Sans vouloir ici retracer toute la vie de Vitruve (lat. Vitruvius), il nous semble toutefois important de souligner qu’il fut non seulement architecte mais également l’auteur d’un traité technique, De Architectura, seul traité, qui nous soit parvenu de l’Antiquité et influença jusqu’aux architectes de la Renaissance.

Parmi ceux qui, de près ou de loin, s’inspirèrent de Vitruve, se trouve Léonard de Vinci qui, sur la base de la description de Vitruve, effectua le croquis qui servira de fil rouge à ces quelques lignes et que nous reproduisons donc ci-après (voir page suivante).

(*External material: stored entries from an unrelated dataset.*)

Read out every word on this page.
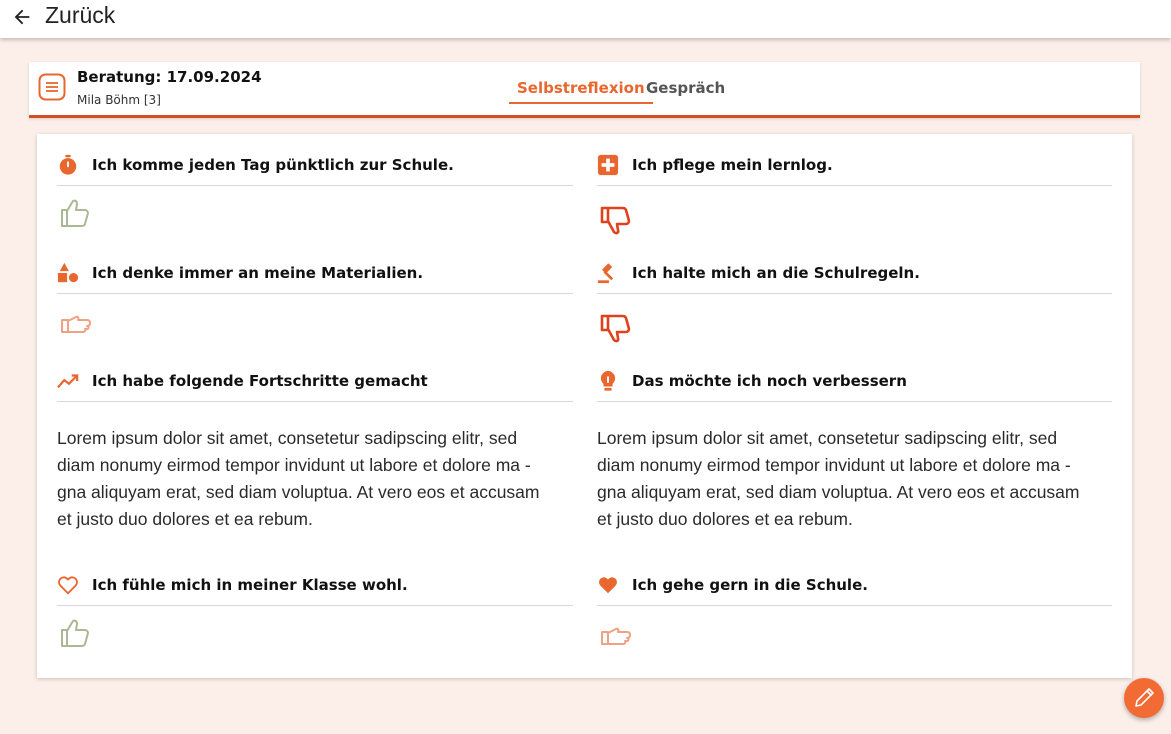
Zurück
Beratung: 17.09.2024
Mila Böhm [3]
Selbstreflexion Gespräch
Ich komme jeden Tag pünktlich zur Schule.	Ich pflege mein lernlog.
Ich denke immer an meine Materialien.	Ich halte mich an die Schulregeln.
Ich habe folgende Fortschritte gemacht
Lorem ipsum dolor sit amet, consetetur sadipscing elitr, sed diam nonumy eirmod tempor invidunt ut labore et dolore ma ‑ gna aliquyam erat, sed diam voluptua. At vero eos et accusam et justo duo dolores et ea rebum.
Das möchte ich noch verbessern
Lorem ipsum dolor sit amet, consetetur sadipscing elitr, sed diam nonumy eirmod tempor invidunt ut labore et dolore ma ‑ gna aliquyam erat, sed diam voluptua. At vero eos et accusam et justo duo dolores et ea rebum.
Ich fühle mich in meiner Klasse wohl.	Ich gehe gern in die Schule.
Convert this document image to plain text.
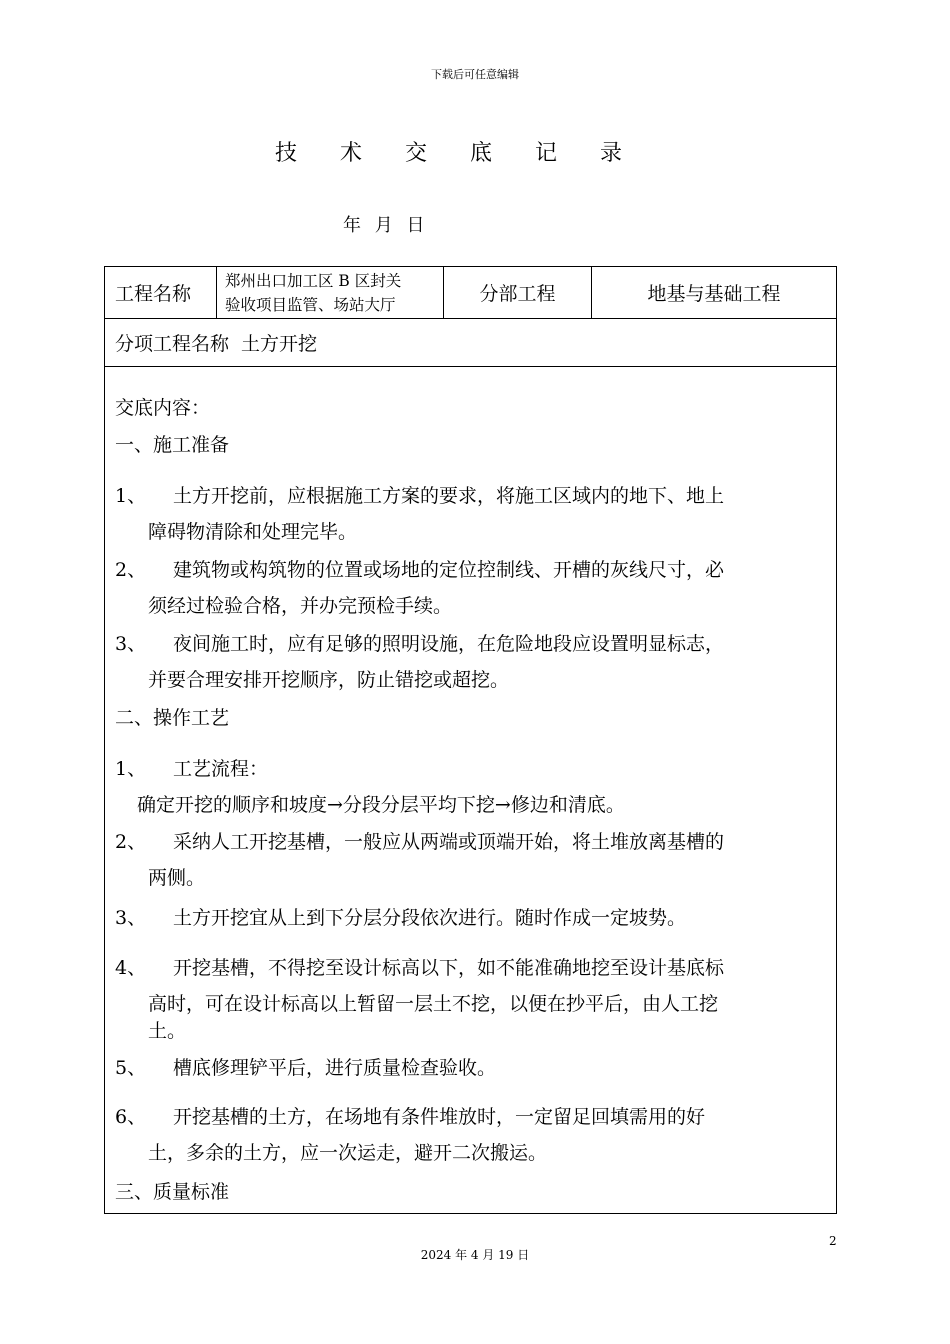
下载后可任意编辑
技 术 交 底 记 录
年 月 日
工程名称
郑州出口加工区 B 区封关
验收项目监管、场站大厅	分部工程	地基与基础工程
分项工程名称 土方开挖
交底内容：
一、施工准备
1、 土方开挖前，应根据施工方案的要求，将施工区域内的地下、地上
障碍物清除和处理完毕。
2、 建筑物或构筑物的位置或场地的定位控制线、开槽的灰线尺寸，必
须经过检验合格，并办完预检手续。
3、 夜间施工时，应有足够的照明设施，在危险地段应设置明显标志，
并要合理安排开挖顺序，防止错挖或超挖。
二、操作工艺
1、 工艺流程：
确定开挖的顺序和坡度→分段分层平均下挖→修边和清底。
2、 采纳人工开挖基槽，一般应从两端或顶端开始，将土堆放离基槽的
两侧。
3、 土方开挖宜从上到下分层分段依次进行。随时作成一定坡势。
4、 开挖基槽，不得挖至设计标高以下，如不能准确地挖至设计基底标
高时，可在设计标高以上暂留一层土不挖，以便在抄平后，由人工挖
土。
5、 槽底修理铲平后，进行质量检查验收。
6、 开挖基槽的土方，在场地有条件堆放时，一定留足回填需用的好
土，多余的土方，应一次运走，避开二次搬运。
三、质量标准
2
2024 年 4 月 19 日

Alors que nous avons souvent vu ce dessin, sans jamais l’avoir vraiment regardé, il faut avouer que la première chose qui frappe est sa composition ternaire: l’homme, cen­tral, certes, mais également le carré et le cercle. Ce qui fait instantanément penser à la «Grande Triade» étudiée par René Guénon: la Terre (le carré), le Ciel (le cercle) et l’homme.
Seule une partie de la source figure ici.